If science has not actually killed God, it has rendered Him unrecognisable
September 4th, 2010 by Jacob
In an age when even some bishops are near atheists, "man doesn't believe in God" is hardly headline news.
Unless, it seems, that man is Professor Stephen Hawking. It seems that every subject has its authorities, and in the case of religion, physicists are the new prophets, deposing the religious leaders whose vested interests debar them from being objective observers. As for philosophy, that's dead, or so Hawking says.
Believers know that when physicists talk about God, people listen. That's why the minority of physicists who hold broadly conventional Christian views have become such important players in religion's fightback against the idea that science has pulled the rug from under their feet.
If top scientists such as John Polkinghorne and Bernard d'Espagnat believe in God, that challenges the simplistic claim that science and religion are completely incompatible. It doesn't hurt that this message is being pushed with the help of the enormous wealth of the Templeton Foundation, which funds innumerable research programmes, conferences, seminars and prizes as a kind of marriage guidance service to religion and science.
But why on earth should physicists hold this exalted place in the theological firmament? For some, such as the Chief Rabbi Jonathan Sacks, it's all down to a basic confusion. Indeed, it can almost be reduced to a linguistic mistake: thinking that because both physicists and theologians study fundamental forces of some kind, they must study fundamental forces of the same kind.
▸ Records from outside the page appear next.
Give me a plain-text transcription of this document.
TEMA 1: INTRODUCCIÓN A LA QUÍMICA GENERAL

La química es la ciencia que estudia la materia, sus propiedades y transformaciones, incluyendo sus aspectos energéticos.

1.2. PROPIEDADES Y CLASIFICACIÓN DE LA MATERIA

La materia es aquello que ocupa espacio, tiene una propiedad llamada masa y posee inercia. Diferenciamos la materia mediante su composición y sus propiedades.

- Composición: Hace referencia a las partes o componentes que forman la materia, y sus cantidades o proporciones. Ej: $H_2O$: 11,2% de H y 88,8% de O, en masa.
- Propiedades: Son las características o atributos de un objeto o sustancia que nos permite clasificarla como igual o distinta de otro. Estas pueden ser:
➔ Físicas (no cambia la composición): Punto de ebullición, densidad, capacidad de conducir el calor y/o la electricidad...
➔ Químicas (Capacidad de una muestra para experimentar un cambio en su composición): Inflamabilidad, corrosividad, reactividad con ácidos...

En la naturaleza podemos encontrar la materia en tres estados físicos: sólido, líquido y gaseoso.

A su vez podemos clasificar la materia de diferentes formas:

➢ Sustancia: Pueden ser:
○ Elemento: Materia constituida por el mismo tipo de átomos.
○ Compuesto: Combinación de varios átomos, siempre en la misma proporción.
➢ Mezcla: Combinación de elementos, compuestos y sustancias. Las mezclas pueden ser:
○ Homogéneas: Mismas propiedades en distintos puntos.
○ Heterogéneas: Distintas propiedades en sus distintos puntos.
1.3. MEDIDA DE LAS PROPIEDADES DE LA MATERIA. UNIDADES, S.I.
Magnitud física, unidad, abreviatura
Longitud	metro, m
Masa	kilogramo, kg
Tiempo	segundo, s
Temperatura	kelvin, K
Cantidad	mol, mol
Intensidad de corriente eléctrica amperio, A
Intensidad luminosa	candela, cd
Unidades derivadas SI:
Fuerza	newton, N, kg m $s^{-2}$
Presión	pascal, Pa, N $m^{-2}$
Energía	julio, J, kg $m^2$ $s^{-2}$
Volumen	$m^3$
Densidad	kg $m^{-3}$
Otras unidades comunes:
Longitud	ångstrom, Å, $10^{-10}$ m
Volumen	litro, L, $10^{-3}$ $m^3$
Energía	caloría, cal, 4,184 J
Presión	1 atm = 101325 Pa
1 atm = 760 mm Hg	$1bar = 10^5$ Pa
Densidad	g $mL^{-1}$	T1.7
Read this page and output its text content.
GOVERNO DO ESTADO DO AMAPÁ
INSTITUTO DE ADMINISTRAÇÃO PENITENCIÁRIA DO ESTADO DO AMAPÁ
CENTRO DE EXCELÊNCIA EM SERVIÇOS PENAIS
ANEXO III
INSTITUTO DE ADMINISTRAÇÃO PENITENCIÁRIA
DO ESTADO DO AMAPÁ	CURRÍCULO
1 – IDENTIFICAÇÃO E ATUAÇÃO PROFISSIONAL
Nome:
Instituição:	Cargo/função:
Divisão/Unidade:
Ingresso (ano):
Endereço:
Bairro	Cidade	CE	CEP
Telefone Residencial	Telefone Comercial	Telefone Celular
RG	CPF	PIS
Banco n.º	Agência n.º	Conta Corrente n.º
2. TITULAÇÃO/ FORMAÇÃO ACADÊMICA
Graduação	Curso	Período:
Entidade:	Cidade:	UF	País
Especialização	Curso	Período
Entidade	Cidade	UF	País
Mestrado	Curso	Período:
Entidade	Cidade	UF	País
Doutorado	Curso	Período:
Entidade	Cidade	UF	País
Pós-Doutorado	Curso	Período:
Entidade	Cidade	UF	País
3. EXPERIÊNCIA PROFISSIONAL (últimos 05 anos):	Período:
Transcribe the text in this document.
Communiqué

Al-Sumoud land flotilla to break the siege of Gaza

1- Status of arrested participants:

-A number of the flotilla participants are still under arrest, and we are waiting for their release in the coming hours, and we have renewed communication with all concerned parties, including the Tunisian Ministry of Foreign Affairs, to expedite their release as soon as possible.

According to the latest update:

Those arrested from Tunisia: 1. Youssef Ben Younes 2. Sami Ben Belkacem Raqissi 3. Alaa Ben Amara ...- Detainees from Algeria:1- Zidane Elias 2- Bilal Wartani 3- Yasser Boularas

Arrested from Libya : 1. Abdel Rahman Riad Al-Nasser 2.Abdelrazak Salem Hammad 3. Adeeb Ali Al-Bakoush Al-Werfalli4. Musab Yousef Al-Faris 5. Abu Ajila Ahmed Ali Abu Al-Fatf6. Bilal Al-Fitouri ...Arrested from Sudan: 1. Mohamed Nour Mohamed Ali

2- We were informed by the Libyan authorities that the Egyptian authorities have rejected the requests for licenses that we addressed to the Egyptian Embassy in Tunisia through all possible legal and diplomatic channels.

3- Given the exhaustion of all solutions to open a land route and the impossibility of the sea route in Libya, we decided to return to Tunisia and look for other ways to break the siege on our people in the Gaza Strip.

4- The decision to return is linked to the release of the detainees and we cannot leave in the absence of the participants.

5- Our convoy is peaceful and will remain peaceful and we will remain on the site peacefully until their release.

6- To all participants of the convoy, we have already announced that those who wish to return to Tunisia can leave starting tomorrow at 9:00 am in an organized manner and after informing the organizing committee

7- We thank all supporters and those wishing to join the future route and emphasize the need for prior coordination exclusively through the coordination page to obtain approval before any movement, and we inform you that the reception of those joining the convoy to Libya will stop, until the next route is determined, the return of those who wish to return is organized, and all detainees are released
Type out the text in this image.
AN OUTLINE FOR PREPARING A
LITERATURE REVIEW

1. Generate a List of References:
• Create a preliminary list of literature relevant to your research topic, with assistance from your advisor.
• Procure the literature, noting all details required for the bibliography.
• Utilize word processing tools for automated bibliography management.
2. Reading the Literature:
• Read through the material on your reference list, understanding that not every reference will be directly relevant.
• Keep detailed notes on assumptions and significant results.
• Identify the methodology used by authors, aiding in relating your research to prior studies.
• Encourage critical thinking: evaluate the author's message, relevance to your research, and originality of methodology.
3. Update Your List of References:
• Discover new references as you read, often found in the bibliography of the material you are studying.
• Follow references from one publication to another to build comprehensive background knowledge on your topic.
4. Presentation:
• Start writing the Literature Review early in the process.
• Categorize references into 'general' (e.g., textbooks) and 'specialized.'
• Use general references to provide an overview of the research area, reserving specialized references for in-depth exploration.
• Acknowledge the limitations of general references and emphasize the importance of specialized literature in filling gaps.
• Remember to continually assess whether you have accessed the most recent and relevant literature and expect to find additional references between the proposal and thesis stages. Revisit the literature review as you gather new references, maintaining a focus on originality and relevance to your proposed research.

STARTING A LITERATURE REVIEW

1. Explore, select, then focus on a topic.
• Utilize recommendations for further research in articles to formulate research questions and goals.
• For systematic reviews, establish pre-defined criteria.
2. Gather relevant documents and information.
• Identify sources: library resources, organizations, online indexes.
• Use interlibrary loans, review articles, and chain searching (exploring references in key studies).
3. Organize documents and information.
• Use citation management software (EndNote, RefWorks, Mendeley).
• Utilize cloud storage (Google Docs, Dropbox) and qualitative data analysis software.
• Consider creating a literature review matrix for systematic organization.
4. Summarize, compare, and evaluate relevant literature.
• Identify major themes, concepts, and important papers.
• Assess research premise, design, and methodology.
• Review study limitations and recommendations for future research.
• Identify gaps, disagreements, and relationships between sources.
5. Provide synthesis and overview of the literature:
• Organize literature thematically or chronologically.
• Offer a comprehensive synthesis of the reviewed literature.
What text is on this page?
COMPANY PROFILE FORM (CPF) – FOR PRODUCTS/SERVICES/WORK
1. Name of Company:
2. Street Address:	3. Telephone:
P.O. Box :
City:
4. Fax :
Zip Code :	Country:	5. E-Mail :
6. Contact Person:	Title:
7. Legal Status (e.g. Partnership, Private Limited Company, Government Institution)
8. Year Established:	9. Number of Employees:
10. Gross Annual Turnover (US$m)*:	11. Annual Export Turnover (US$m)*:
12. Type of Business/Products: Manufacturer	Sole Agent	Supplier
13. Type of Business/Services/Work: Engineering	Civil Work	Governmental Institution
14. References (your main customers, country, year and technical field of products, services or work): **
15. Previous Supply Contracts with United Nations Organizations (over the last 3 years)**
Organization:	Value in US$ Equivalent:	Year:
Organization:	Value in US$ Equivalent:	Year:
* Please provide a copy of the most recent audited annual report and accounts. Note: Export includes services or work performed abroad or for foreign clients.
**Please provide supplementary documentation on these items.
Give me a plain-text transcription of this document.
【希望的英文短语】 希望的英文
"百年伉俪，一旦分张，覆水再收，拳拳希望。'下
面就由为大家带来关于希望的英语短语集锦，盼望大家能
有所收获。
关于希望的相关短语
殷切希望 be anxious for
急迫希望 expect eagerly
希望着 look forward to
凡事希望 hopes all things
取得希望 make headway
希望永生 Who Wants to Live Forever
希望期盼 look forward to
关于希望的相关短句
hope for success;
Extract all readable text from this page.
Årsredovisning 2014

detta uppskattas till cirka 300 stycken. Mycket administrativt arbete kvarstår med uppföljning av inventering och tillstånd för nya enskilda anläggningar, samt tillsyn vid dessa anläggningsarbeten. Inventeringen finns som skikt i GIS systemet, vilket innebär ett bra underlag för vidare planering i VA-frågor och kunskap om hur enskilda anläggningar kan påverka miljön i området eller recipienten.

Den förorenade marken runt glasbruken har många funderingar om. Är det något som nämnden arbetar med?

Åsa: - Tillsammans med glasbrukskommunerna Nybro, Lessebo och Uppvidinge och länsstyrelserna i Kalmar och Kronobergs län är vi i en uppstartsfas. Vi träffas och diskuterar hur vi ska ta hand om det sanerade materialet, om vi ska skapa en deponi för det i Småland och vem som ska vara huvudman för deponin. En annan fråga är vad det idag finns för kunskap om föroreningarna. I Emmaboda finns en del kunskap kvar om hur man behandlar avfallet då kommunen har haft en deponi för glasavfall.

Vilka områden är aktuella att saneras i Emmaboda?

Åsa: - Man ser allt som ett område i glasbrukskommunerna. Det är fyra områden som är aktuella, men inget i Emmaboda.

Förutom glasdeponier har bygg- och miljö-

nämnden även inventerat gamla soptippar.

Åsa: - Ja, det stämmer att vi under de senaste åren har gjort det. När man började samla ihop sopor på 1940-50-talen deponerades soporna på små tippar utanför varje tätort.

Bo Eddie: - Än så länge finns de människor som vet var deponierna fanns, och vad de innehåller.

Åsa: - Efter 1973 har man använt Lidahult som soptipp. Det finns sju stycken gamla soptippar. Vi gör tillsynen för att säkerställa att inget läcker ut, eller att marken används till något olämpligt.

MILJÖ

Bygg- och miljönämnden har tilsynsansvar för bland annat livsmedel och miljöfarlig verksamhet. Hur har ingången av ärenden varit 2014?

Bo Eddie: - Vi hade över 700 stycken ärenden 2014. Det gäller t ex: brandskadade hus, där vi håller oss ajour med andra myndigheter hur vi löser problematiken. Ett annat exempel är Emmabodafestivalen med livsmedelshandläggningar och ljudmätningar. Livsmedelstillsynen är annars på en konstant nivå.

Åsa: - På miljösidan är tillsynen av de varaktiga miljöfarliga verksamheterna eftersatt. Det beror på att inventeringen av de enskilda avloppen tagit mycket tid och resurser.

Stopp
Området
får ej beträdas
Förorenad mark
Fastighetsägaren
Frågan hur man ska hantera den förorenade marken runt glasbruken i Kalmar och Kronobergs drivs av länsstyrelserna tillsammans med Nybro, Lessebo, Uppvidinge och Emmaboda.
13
Sacks is right that such a conflation is fatal to faith, since if science and religion really are battling for the same terrain, religion is going to get wiped out. In a fight to understand how the universe works, Bible study is bows and arrows against the hi-tech artillery of Hubble, the Large Hadron Collider and the human genome project.
If, as Sacks argues, science is about the how and religion the why, then scientists are not authorities on religion at all. Hawking's opinions about God would carry no more weight than his taxi driver's. Believers and atheists should remove physicists from the front line and send in the philosophers and theologians as cannon fodder once again. But is Sacks right? Science certainly trails a destructive path through a lot of what has traditionally passed for religion. People accuse Richard Dawkins of attacking a baby version of religion, but the fact is that there are still millions of people who do believe in the literal truth of Genesis, Noah's Ark and all. Clearly science does destroy this kind of religious faith, totally and mercilessly. Scientists are authorities on religion when they declare the earth is considerably more than 6,000 years old.
Most sensible religious commentators agree. But they insist that religion is no longer, if it ever was, in the business of trying to come up with proto-scientific explanations of how the universe works. If that is accepted, science and religion can make their peace and both rule over their different magisteria, as the biologist Stephen Jay Gould put it.